But finding that talent isn’t easy. Skilled applicants may get overlooked because of a resume with gaps or unconventional experiences, while all-talk no-walk interviewees can dazzle during an interview, only to disappoint on the job. Not everyone is cut out for the cold calls, the small talk, the pitching, the schmoozing, and the rejection. Frequently replacing employees is expensive and time-consuming.

Before you embark on your next round of hiring, consider the following tips to help you hire the best salespeople.

Don’t wait for applicants to come to you

The best salespeople for your organization might not be actively looking for a new role. So hunt for hires like you would for prospects. Use LinkedIn to find sales professionals who communicate the kind of experience, qualities and achievements you’re looking for, consult those in your professional and personal networks, and ask your top performing employees for recommendations. Keep your eyes open for candidates in your day-to-day life, too. Blown away by the sales savvy and service of the car dealership employee? Ask for their card and give them a call.

Consider diverse backgrounds and experiences

It’s natural to want to seek out candidates who have experience selling in your industry. But that requirement narrows the candidate pool and may eliminate talented, versatile sales professionals who would otherwise be a perfect fit. Some sales managers may insist on candidates with nearly identical professional experience, but the quality of experience, rather than the specific type, is often a better indicator of future success. For example, a sales rep who had the highest numbers three years in a row selling branded apparel may be just the person to peddle your education software.
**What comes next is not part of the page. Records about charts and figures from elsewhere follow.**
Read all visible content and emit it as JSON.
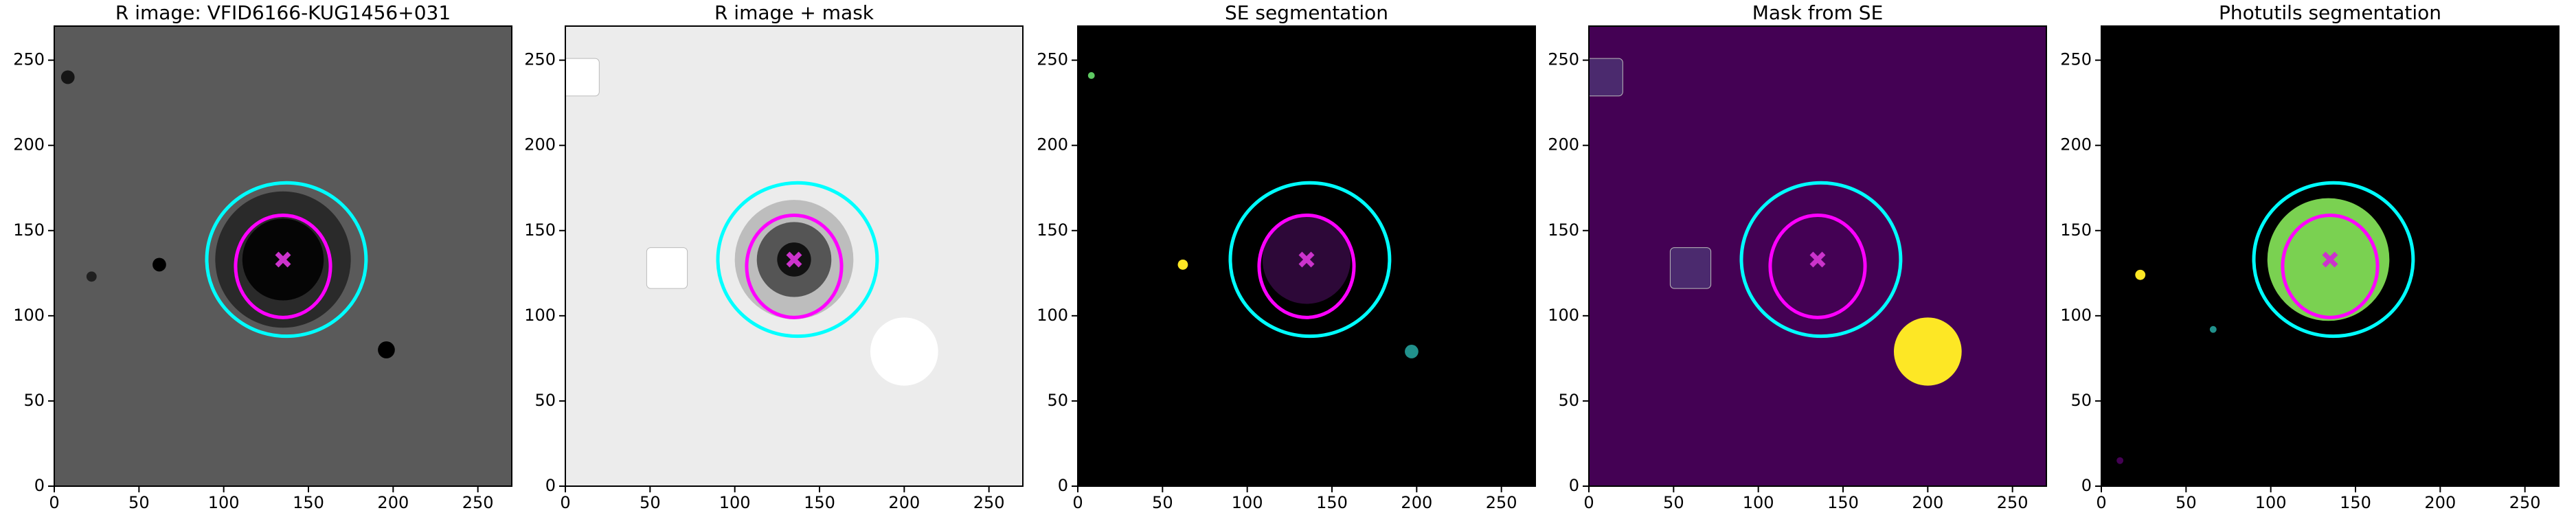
{
  "chart_data": [
    {
      "type": "image",
      "title": "R image: VFID6166-KUG1456+031",
      "background": "#5a5a5a",
      "xlim": [
        0,
        270
      ],
      "ylim": [
        0,
        270
      ],
      "xticks": [
        0,
        50,
        100,
        150,
        200,
        250
      ],
      "yticks": [
        0,
        50,
        100,
        150,
        200,
        250
      ],
      "regions": [
        {
          "shape": "circle",
          "cx": 135,
          "cy": 133,
          "r": 40,
          "color": "#2a2a2a"
        },
        {
          "shape": "circle",
          "cx": 135,
          "cy": 133,
          "r": 24,
          "color": "#050505"
        },
        {
          "shape": "circle",
          "cx": 196,
          "cy": 80,
          "r": 5,
          "color": "#000000"
        },
        {
          "shape": "circle",
          "cx": 62,
          "cy": 130,
          "r": 4,
          "color": "#000000"
        },
        {
          "shape": "circle",
          "cx": 8,
          "cy": 240,
          "r": 4,
          "color": "#151515"
        },
        {
          "shape": "circle",
          "cx": 22,
          "cy": 123,
          "r": 3,
          "color": "#202020"
        }
      ],
      "ellipses": [
        {
          "cx": 137,
          "cy": 133,
          "rx": 47,
          "ry": 45,
          "color": "#00ffff"
        },
        {
          "cx": 135,
          "cy": 129,
          "rx": 28,
          "ry": 30,
          "color": "#ff00ff"
        }
      ],
      "marker": {
        "x": 135,
        "y": 133,
        "color": "#cc33cc"
      }
    },
    {
      "type": "image",
      "title": "R image + mask",
      "background": "#ececec",
      "xlim": [
        0,
        270
      ],
      "ylim": [
        0,
        270
      ],
      "xticks": [
        0,
        50,
        100,
        150,
        200,
        250
      ],
      "yticks": [
        0,
        50,
        100,
        150,
        200,
        250
      ],
      "regions": [
        {
          "shape": "circle",
          "cx": 135,
          "cy": 133,
          "r": 35,
          "color": "#bdbdbd"
        },
        {
          "shape": "circle",
          "cx": 135,
          "cy": 133,
          "r": 22,
          "color": "#555555"
        },
        {
          "shape": "circle",
          "cx": 135,
          "cy": 133,
          "r": 10,
          "color": "#111111"
        },
        {
          "shape": "circle",
          "cx": 200,
          "cy": 79,
          "r": 20,
          "color": "#ffffff"
        },
        {
          "shape": "square",
          "cx": 60,
          "cy": 128,
          "r": 12,
          "color": "#ffffff"
        },
        {
          "shape": "square",
          "cx": 9,
          "cy": 240,
          "r": 11,
          "color": "#ffffff"
        }
      ],
      "ellipses": [
        {
          "cx": 137,
          "cy": 133,
          "rx": 47,
          "ry": 45,
          "color": "#00ffff"
        },
        {
          "cx": 135,
          "cy": 129,
          "rx": 28,
          "ry": 30,
          "color": "#ff00ff"
        }
      ],
      "marker": {
        "x": 135,
        "y": 133,
        "color": "#cc33cc"
      }
    },
    {
      "type": "image",
      "title": "SE segmentation",
      "background": "#000000",
      "xlim": [
        0,
        270
      ],
      "ylim": [
        0,
        270
      ],
      "xticks": [
        0,
        50,
        100,
        150,
        200,
        250
      ],
      "yticks": [
        0,
        50,
        100,
        150,
        200,
        250
      ],
      "regions": [
        {
          "shape": "circle",
          "cx": 135,
          "cy": 133,
          "r": 26,
          "color": "#2d0838"
        },
        {
          "shape": "circle",
          "cx": 197,
          "cy": 79,
          "r": 4,
          "color": "#21918c"
        },
        {
          "shape": "circle",
          "cx": 62,
          "cy": 130,
          "r": 3,
          "color": "#fde725"
        },
        {
          "shape": "circle",
          "cx": 8,
          "cy": 241,
          "r": 2,
          "color": "#5ec962"
        }
      ],
      "ellipses": [
        {
          "cx": 137,
          "cy": 133,
          "rx": 47,
          "ry": 45,
          "color": "#00ffff"
        },
        {
          "cx": 135,
          "cy": 129,
          "rx": 28,
          "ry": 30,
          "color": "#ff00ff"
        }
      ],
      "marker": {
        "x": 135,
        "y": 133,
        "color": "#cc33cc"
      }
    },
    {
      "type": "image",
      "title": "Mask from SE",
      "background": "#440154",
      "xlim": [
        0,
        270
      ],
      "ylim": [
        0,
        270
      ],
      "xticks": [
        0,
        50,
        100,
        150,
        200,
        250
      ],
      "yticks": [
        0,
        50,
        100,
        150,
        200,
        250
      ],
      "regions": [
        {
          "shape": "circle",
          "cx": 200,
          "cy": 79,
          "r": 20,
          "color": "#fde725"
        },
        {
          "shape": "square",
          "cx": 60,
          "cy": 128,
          "r": 12,
          "color": "#4b2a6e"
        },
        {
          "shape": "square",
          "cx": 9,
          "cy": 240,
          "r": 11,
          "color": "#4b2a6e"
        }
      ],
      "ellipses": [
        {
          "cx": 137,
          "cy": 133,
          "rx": 47,
          "ry": 45,
          "color": "#00ffff"
        },
        {
          "cx": 135,
          "cy": 129,
          "rx": 28,
          "ry": 30,
          "color": "#ff00ff"
        }
      ],
      "marker": {
        "x": 135,
        "y": 133,
        "color": "#cc33cc"
      }
    },
    {
      "type": "image",
      "title": "Photutils segmentation",
      "background": "#000000",
      "xlim": [
        0,
        270
      ],
      "ylim": [
        0,
        270
      ],
      "xticks": [
        0,
        50,
        100,
        150,
        200,
        250
      ],
      "yticks": [
        0,
        50,
        100,
        150,
        200,
        250
      ],
      "regions": [
        {
          "shape": "circle",
          "cx": 134,
          "cy": 133,
          "r": 36,
          "color": "#7ad151"
        },
        {
          "shape": "circle",
          "cx": 23,
          "cy": 124,
          "r": 3,
          "color": "#fde725"
        },
        {
          "shape": "circle",
          "cx": 66,
          "cy": 92,
          "r": 2,
          "color": "#21918c"
        },
        {
          "shape": "circle",
          "cx": 11,
          "cy": 15,
          "r": 2,
          "color": "#440154"
        }
      ],
      "ellipses": [
        {
          "cx": 137,
          "cy": 133,
          "rx": 47,
          "ry": 45,
          "color": "#00ffff"
        },
        {
          "cx": 135,
          "cy": 129,
          "rx": 28,
          "ry": 30,
          "color": "#ff00ff"
        }
      ],
      "marker": {
        "x": 135,
        "y": 133,
        "color": "#cc33cc"
      }
    }
  ]
}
Some hiring managers are even getting rid of sales experience as a requirement all together, instead looking for a professional history that delivers the kinds of personal characteristics that a sales team needs, such as people skills, resourcefulness, positivity, proactiveness, organization and creativity. Qualifying candidates without sales experience requires much more legwork and poses a greater risk, but it could pay off by imbuing your team with a fresh perspective and approach.

Look beyond charisma and confidence

Strong salespeople are often characterized by their confident nature and charming, charismatic personalities. And while those are good qualities for any employee working directly with customers, they’re not the only qualities that matter. What’s more important than confidence and charisma? Coachability and resilience.

As many longtime sales managers can attest to, an overly confident sales rep often finds it difficult to accept and implement advice, making them difficult to work with and to position for success. Look for a candidate who expresses an interest in learning and adapting. Coachable salespeople make for better employees and more effective team members.

Resilience is equally important. Rejection is to be expected in sales jobs and reps who consistently react with anger, self-pity or resignation waste time and energy. Set out to discover how a candidate has dealt with challenges and defeat before. The ability to learn from lost sales and quickly rebound is key to sales success.

Ask these five questions

You don’t have to get rid of the sales rep-customer role play (“Sell me something”) but do consider asking these questions in your next interview with a prospective hire:

How do you research prospects and what information do you look for?

Why: to find out how resourceful your candidate is, and how they use research to tailor their sales approach.

When do you declare a deal lost? What do you do with lost deals?

Why: to get a sense of how persistent the candidate is, and if and how they analyze lost deals.

What tools, apps and platforms do you utilize in your sales career?

Why: to discover how digitally engaged an interviewee is, and how they’re making use of social media and other tools to help them sell.

Would you ever turn a prospect down, or walk away first?

Why: to make sure your candidate knows the value of walking away from a prospective client who won’t truly benefit from their product or service, or whose business isn’t the best fit for the organization.

What’s your own secret recipe for successful selling?

Why: to get an explanation of what personal or unique tactics an interviewee has come to rely on in their career.